London’s tube system looks more like a system of rings as opposed to a spider’s web, and so it’s often easier, quicker (and obviously cheaper) to walk between tube stations as opposed to hopping on the underground. As a result, online maps are your best friend and plan your journey before you set off!
#20 Remember to utilise the Hopper Fare
And while we’re on the subject of public transport, it’s also worth noting that taking the bus is considerably cheaper than taking the tube. The recently introduced London hopper fare also means that if you’re a contactless method of payment (card or Oyster card) then you can take unlimited bus and tram journeys for free within one hour of first touching in.
Hint: The bus is a free and very inexpensive way to enjoy a self-guided tour of the city in a limited amount of time! With this being said, be sure to avoid rush hour (i.e. 8 – 10 AM and 4 – 6 PM) as this is when the roads become busy with traffic.
#21 *Sometimes* Pret gives out free coffee
Instead of a loyalty or rewards programme, Pret has a scheme whereby employees are allowed to give out free coffee at their discretion. This is a great idea as it gives customers an extra incentive to be nice to their barista (not that you should need one!) And no, the free coffee is not just a rumour. I’ve been lucky enough to get several coffees for free!
#22 It’s possible to get cheap theatre tickets
Want to see a performance but don’t want to spend a fortune? Well, the good news is that it’s perfectly possible to enjoy a theatre performance or play for a reduced fee. All you need to do is to head to the TKTS booth in the very heart of Leicester Square and see what tickets are left for showings that same day. Unsold tickets are often heavily discounted and are only available to purchase in person.

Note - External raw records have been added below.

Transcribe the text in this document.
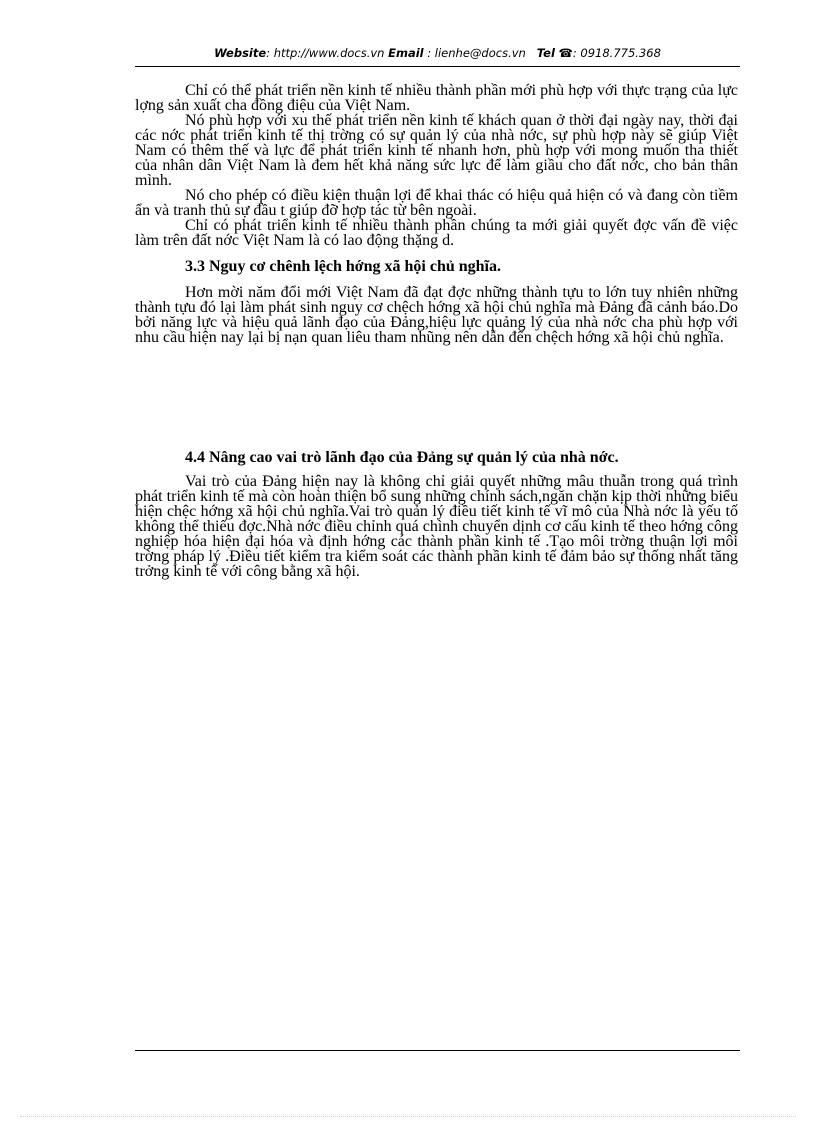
Website: http://www.docs.vn Email : lienhe@docs.vn Tel ☎: 0918.775.368

Chỉ có thể phát triển nền kinh tế nhiều thành phần mới phù hợp với thực trạng của lực lợng sản xuất cha đồng điệu của Việt Nam.

Nó phù hợp với xu thế phát triển nền kinh tế khách quan ở thời đại ngày nay, thời đại các nớc phát triển kinh tế thị trờng có sự quản lý của nhà nớc, sự phù hợp này sẽ giúp Việt Nam có thêm thế và lực để phát triển kinh tế nhanh hơn, phù hợp với mong muốn tha thiết của nhân dân Việt Nam là đem hết khả năng sức lực để làm giầu cho đất nớc, cho bản thân mình.

Nó cho phép có điều kiện thuận lợi để khai thác có hiệu quả hiện có và đang còn tiềm ẩn và tranh thủ sự đầu t giúp đỡ hợp tác từ bên ngoài.

Chỉ có phát triển kinh tế nhiều thành phần chúng ta mới giải quyết đợc vấn đề việc làm trên đất nớc Việt Nam là có lao động thặng d.

3.3 Nguy cơ chênh lệch hớng xã hội chủ nghĩa.

Hơn mời năm đổi mới Việt Nam đã đạt đợc những thành tựu to lớn tuy nhiên những thành tựu đó lại làm phát sinh nguy cơ chệch hớng xã hội chủ nghĩa mà Đảng đã cảnh báo.Do bởi năng lực và hiệu quả lãnh đạo của Đảng,hiệu lực quảng lý của nhà nớc cha phù hợp với nhu cầu hiện nay lại bị nạn quan liêu tham nhũng nên dẫn đến chệch hớng xã hội chủ nghĩa.

4.4 Nâng cao vai trò lãnh đạo của Đảng sự quản lý của nhà nớc.

Vai trò của Đảng hiện nay là không chỉ giải quyết những mâu thuẫn trong quá trình phát triển kinh tế mà còn hoàn thiện bổ sung những chính sách,ngăn chặn kịp thời những biểu hiện chệc hớng xã hội chủ nghĩa.Vai trò quản lý điều tiết kinh tế vĩ mô của Nhà nớc là yếu tố không thể thiếu đợc.Nhà nớc điều chỉnh quá chình chuyển dịnh cơ cấu kinh tế theo hớng công nghiệp hóa hiện đại hóa và định hớng các thành phần kinh tế .Tạo môi trờng thuận lợi môi trờng pháp lý .Điều tiết kiểm tra kiểm soát các thành phần kinh tế đảm bảo sự thống nhất tăng trởng kinh tế với công bằng xã hội.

#23 Don’t hire a taxi from the airport
One of the biggest London travel mistakes you could make would be to take a taxi from the airport to the city centre. The cost will be great and the traffic is likely to be pretty heavy. Instead, make use of the great public transportation city between the airports and London’s centre.
#24 The best view of Big Ben is not actually at the Houses of Parliament
It’s a common misconception that you can actually ‘see’ Big Ben. Instead, the name ‘Big Ben’ is what locals call the bell that rings out from within the Elizabeth Tower in the Houses of Parliament. The best view of the Neo-Gothic building is to be found from the other side of the River Thames.